The association argued that Ford’s maximums violate the state consumer credit law by requiring dealerships to charge different fees to different customers. It also claimed it would hurt dealerships financially if Ford forced them to lower fees for all customers. It contended that Ford violated the dealer law by requiring Corwin and Wolfe to enter into a “prejudicial” agreement or face potential audits, “termination of their businesses,” customer lawsuits and loss of their licenses.
Ford disputed the allegations and emphasized that the stores could simply charge all customers $75.
The judge, in her decision, acknowledged that following Ford’s suggestion “would result in a significant financial loss to the dealerships.” For example, in 2012, a $75 fee would have cost Corwin $30,000, she said, and refunding everything above $75 to all customers would have cost Wolfe $317,000.
But she added: “The issue is whether the dealerships have a viable alternative, or are they required to engage in the unlawful practice. Because the dealers are free to opt out of the AXZD-Plans and charge all customers a $175 doc fee, or participate in the AXZD-Plans and charge all customers a $75 doc fee, Ford has not forced them to violate the state dealer board’s mandate that all customers be charged the same amount.”
‘Fairly and equitably’
Ruth Lemmon, president of the dealer association, said: “We only want to make sure our members are operating the way the law is intended” and following “the directions we get” from the state.

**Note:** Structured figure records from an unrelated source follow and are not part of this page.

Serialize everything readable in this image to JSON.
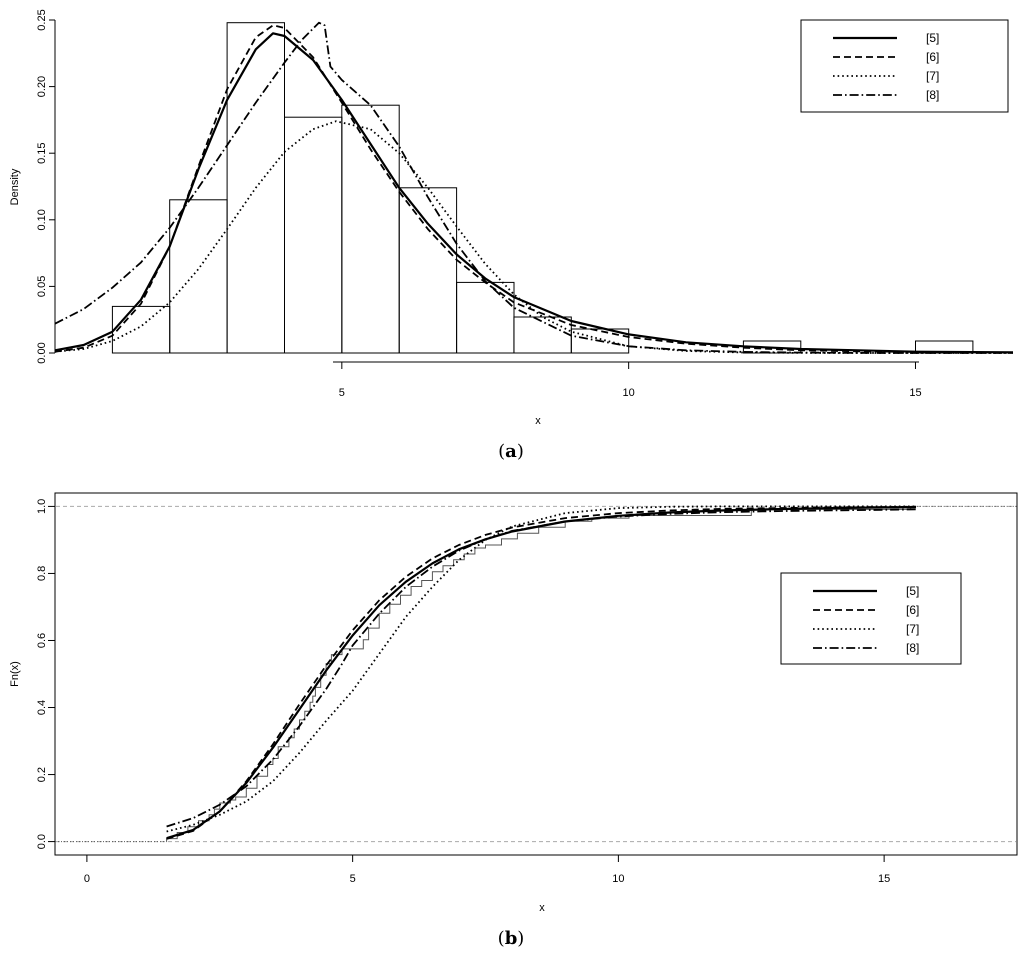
{
  "chart_data": [
    {
      "panel": "(a)",
      "caption_open": "(",
      "caption_letter": "a",
      "caption_close": ")",
      "type": "bar",
      "xlabel": "x",
      "ylabel": "Density",
      "xlim": [
        0,
        16.7
      ],
      "ylim": [
        0,
        0.25
      ],
      "xticks": [
        5,
        10,
        15
      ],
      "yticks": [
        0.0,
        0.05,
        0.1,
        0.15,
        0.2,
        0.25
      ],
      "ytick_labels": [
        "0.00",
        "0.05",
        "0.10",
        "0.15",
        "0.20",
        "0.25"
      ],
      "legend_position": "top-right",
      "histogram": {
        "breaks": [
          1,
          2,
          3,
          4,
          5,
          6,
          7,
          8,
          9,
          10,
          11,
          12,
          13,
          14,
          15,
          16
        ],
        "density": [
          0.035,
          0.115,
          0.248,
          0.177,
          0.186,
          0.124,
          0.053,
          0.027,
          0.018,
          0,
          0,
          0.009,
          0,
          0,
          0.009
        ]
      },
      "series": [
        {
          "name": "[5]",
          "style": "solid",
          "x": [
            0,
            0.5,
            1,
            1.5,
            2,
            2.5,
            3,
            3.5,
            3.8,
            4,
            4.5,
            5,
            5.5,
            6,
            6.5,
            7,
            7.5,
            8,
            9,
            10,
            11,
            12,
            13,
            14,
            15,
            16,
            16.7
          ],
          "y": [
            0.002,
            0.006,
            0.016,
            0.04,
            0.08,
            0.138,
            0.19,
            0.228,
            0.24,
            0.238,
            0.22,
            0.19,
            0.157,
            0.124,
            0.097,
            0.074,
            0.056,
            0.042,
            0.024,
            0.014,
            0.008,
            0.005,
            0.003,
            0.002,
            0.001,
            0.0007,
            0.0005
          ]
        },
        {
          "name": "[6]",
          "style": "dashed",
          "x": [
            0,
            0.5,
            1,
            1.5,
            2,
            2.5,
            3,
            3.5,
            3.8,
            4,
            4.5,
            5,
            5.5,
            6,
            6.5,
            7,
            7.5,
            8,
            9,
            10,
            11,
            12,
            13,
            14,
            15,
            16,
            16.7
          ],
          "y": [
            0.001,
            0.004,
            0.013,
            0.037,
            0.08,
            0.14,
            0.198,
            0.237,
            0.246,
            0.244,
            0.222,
            0.188,
            0.153,
            0.121,
            0.093,
            0.07,
            0.053,
            0.038,
            0.021,
            0.012,
            0.007,
            0.004,
            0.002,
            0.0013,
            0.0008,
            0.0005,
            0.0003
          ]
        },
        {
          "name": "[7]",
          "style": "dotted",
          "x": [
            0,
            0.5,
            1,
            1.5,
            2,
            2.5,
            3,
            3.5,
            4,
            4.5,
            4.9,
            5.5,
            6,
            6.5,
            7,
            7.5,
            8,
            8.5,
            9,
            10,
            11,
            12,
            13,
            14,
            15,
            16.7
          ],
          "y": [
            0.001,
            0.003,
            0.009,
            0.02,
            0.038,
            0.063,
            0.093,
            0.124,
            0.151,
            0.168,
            0.174,
            0.168,
            0.15,
            0.124,
            0.095,
            0.067,
            0.044,
            0.027,
            0.016,
            0.005,
            0.0015,
            0.0004,
            0.0001,
            0,
            0,
            0
          ]
        },
        {
          "name": "[8]",
          "style": "dotdash",
          "x": [
            0,
            0.5,
            1,
            1.5,
            2,
            2.5,
            3,
            3.5,
            4,
            4.3,
            4.6,
            4.7,
            4.8,
            5,
            5.5,
            6,
            6.5,
            7,
            7.5,
            8,
            9,
            10,
            11,
            12,
            13,
            14,
            15,
            16.7
          ],
          "y": [
            0.022,
            0.033,
            0.049,
            0.068,
            0.094,
            0.124,
            0.156,
            0.188,
            0.218,
            0.235,
            0.248,
            0.246,
            0.215,
            0.205,
            0.186,
            0.155,
            0.117,
            0.082,
            0.054,
            0.034,
            0.013,
            0.005,
            0.002,
            0.0008,
            0.0003,
            0.0001,
            0,
            0
          ]
        }
      ]
    },
    {
      "panel": "(b)",
      "caption_open": "(",
      "caption_letter": "b",
      "caption_close": ")",
      "type": "line",
      "xlabel": "x",
      "ylabel": "Fn(x)",
      "xlim": [
        -0.6,
        17.5
      ],
      "ylim": [
        -0.04,
        1.04
      ],
      "xticks": [
        0,
        5,
        10,
        15
      ],
      "yticks": [
        0,
        0.2,
        0.4,
        0.6,
        0.8,
        1.0
      ],
      "ytick_labels": [
        "0.0",
        "0.2",
        "0.4",
        "0.6",
        "0.8",
        "1.0"
      ],
      "hlines": [
        0,
        1
      ],
      "legend_position": "right",
      "ecdf": {
        "x": [
          1.5,
          1.7,
          1.9,
          2.1,
          2.3,
          2.4,
          2.5,
          2.7,
          2.8,
          3.0,
          3.2,
          3.4,
          3.5,
          3.6,
          3.8,
          3.9,
          4.0,
          4.1,
          4.2,
          4.25,
          4.3,
          4.4,
          4.5,
          4.6,
          4.8,
          5.0,
          5.2,
          5.3,
          5.5,
          5.7,
          5.9,
          6.1,
          6.3,
          6.5,
          6.7,
          6.9,
          7.1,
          7.3,
          7.5,
          7.8,
          8.1,
          8.5,
          9.0,
          9.5,
          10.2,
          12.5,
          15.5
        ],
        "y": [
          0.009,
          0.027,
          0.044,
          0.062,
          0.08,
          0.097,
          0.115,
          0.124,
          0.133,
          0.159,
          0.195,
          0.23,
          0.248,
          0.283,
          0.31,
          0.336,
          0.363,
          0.389,
          0.416,
          0.434,
          0.46,
          0.496,
          0.531,
          0.558,
          0.575,
          0.575,
          0.602,
          0.637,
          0.681,
          0.708,
          0.735,
          0.761,
          0.779,
          0.805,
          0.823,
          0.841,
          0.858,
          0.876,
          0.885,
          0.903,
          0.92,
          0.938,
          0.956,
          0.965,
          0.973,
          0.991,
          1.0
        ]
      },
      "series": [
        {
          "name": "[5]",
          "style": "solid",
          "x": [
            1.5,
            2,
            2.5,
            3,
            3.5,
            4,
            4.5,
            5,
            5.5,
            6,
            6.5,
            7,
            7.5,
            8,
            9,
            10,
            11,
            12,
            13,
            14,
            15,
            15.6
          ],
          "y": [
            0.01,
            0.035,
            0.09,
            0.175,
            0.28,
            0.395,
            0.51,
            0.615,
            0.705,
            0.775,
            0.83,
            0.872,
            0.902,
            0.925,
            0.955,
            0.972,
            0.982,
            0.988,
            0.992,
            0.995,
            0.997,
            0.998
          ]
        },
        {
          "name": "[6]",
          "style": "dashed",
          "x": [
            1.5,
            2,
            2.5,
            3,
            3.5,
            4,
            4.5,
            5,
            5.5,
            6,
            6.5,
            7,
            7.5,
            8,
            9,
            10,
            11,
            12,
            13,
            14,
            15,
            15.6
          ],
          "y": [
            0.008,
            0.032,
            0.09,
            0.18,
            0.29,
            0.41,
            0.525,
            0.63,
            0.72,
            0.79,
            0.845,
            0.885,
            0.915,
            0.937,
            0.965,
            0.98,
            0.988,
            0.993,
            0.995,
            0.997,
            0.998,
            0.999
          ]
        },
        {
          "name": "[7]",
          "style": "dotted",
          "x": [
            1.5,
            2,
            2.5,
            3,
            3.5,
            4,
            4.5,
            5,
            5.5,
            6,
            6.5,
            7,
            7.5,
            8,
            9,
            10,
            11,
            12,
            13,
            14,
            15,
            15.6
          ],
          "y": [
            0.03,
            0.05,
            0.08,
            0.12,
            0.18,
            0.265,
            0.36,
            0.45,
            0.56,
            0.67,
            0.76,
            0.84,
            0.9,
            0.94,
            0.98,
            0.995,
            0.999,
            1.0,
            1.0,
            1.0,
            1.0,
            1.0
          ]
        },
        {
          "name": "[8]",
          "style": "dotdash",
          "x": [
            1.5,
            2,
            2.5,
            3,
            3.5,
            4,
            4.5,
            4.8,
            5,
            5.5,
            6,
            6.5,
            7,
            7.5,
            8,
            9,
            10,
            11,
            12,
            13,
            14,
            15,
            15.6
          ],
          "y": [
            0.045,
            0.07,
            0.11,
            0.165,
            0.245,
            0.345,
            0.455,
            0.53,
            0.585,
            0.68,
            0.76,
            0.82,
            0.868,
            0.902,
            0.927,
            0.955,
            0.97,
            0.978,
            0.983,
            0.986,
            0.988,
            0.99,
            0.991
          ]
        }
      ]
    }
  ]
}
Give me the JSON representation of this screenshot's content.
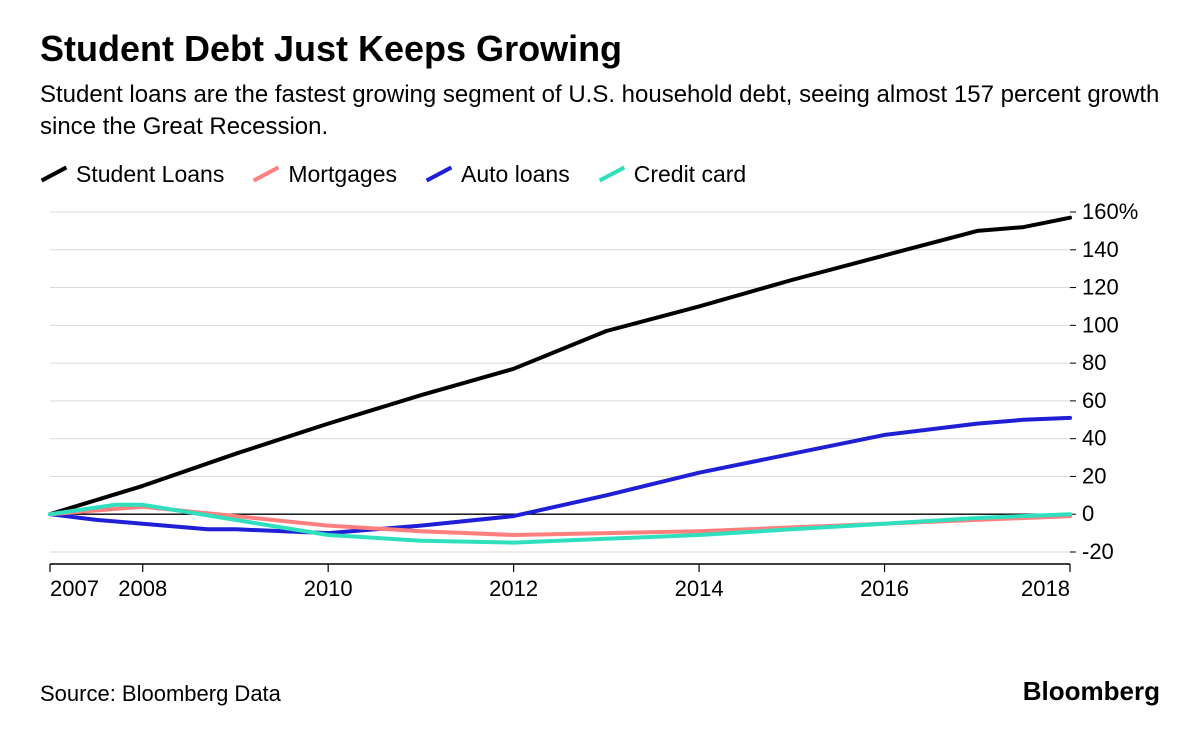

She said the association will work with the West Virginia Division of Motor Vehicles to seek clarification after the decision and hopes to “remedy the issue without further litigation.”
Lemmon noted that the $175 maximum document fee was set after a DMV study of dealerships’ costs to prepare paperwork. Dealerships are free to charge less as long as their fee is the same for all customers, she added.
“We want everyone to be treated fairly and equitably,” she said.
Ford spokeswoman Elizabeth Weigandt said she could not comment because of the litigation.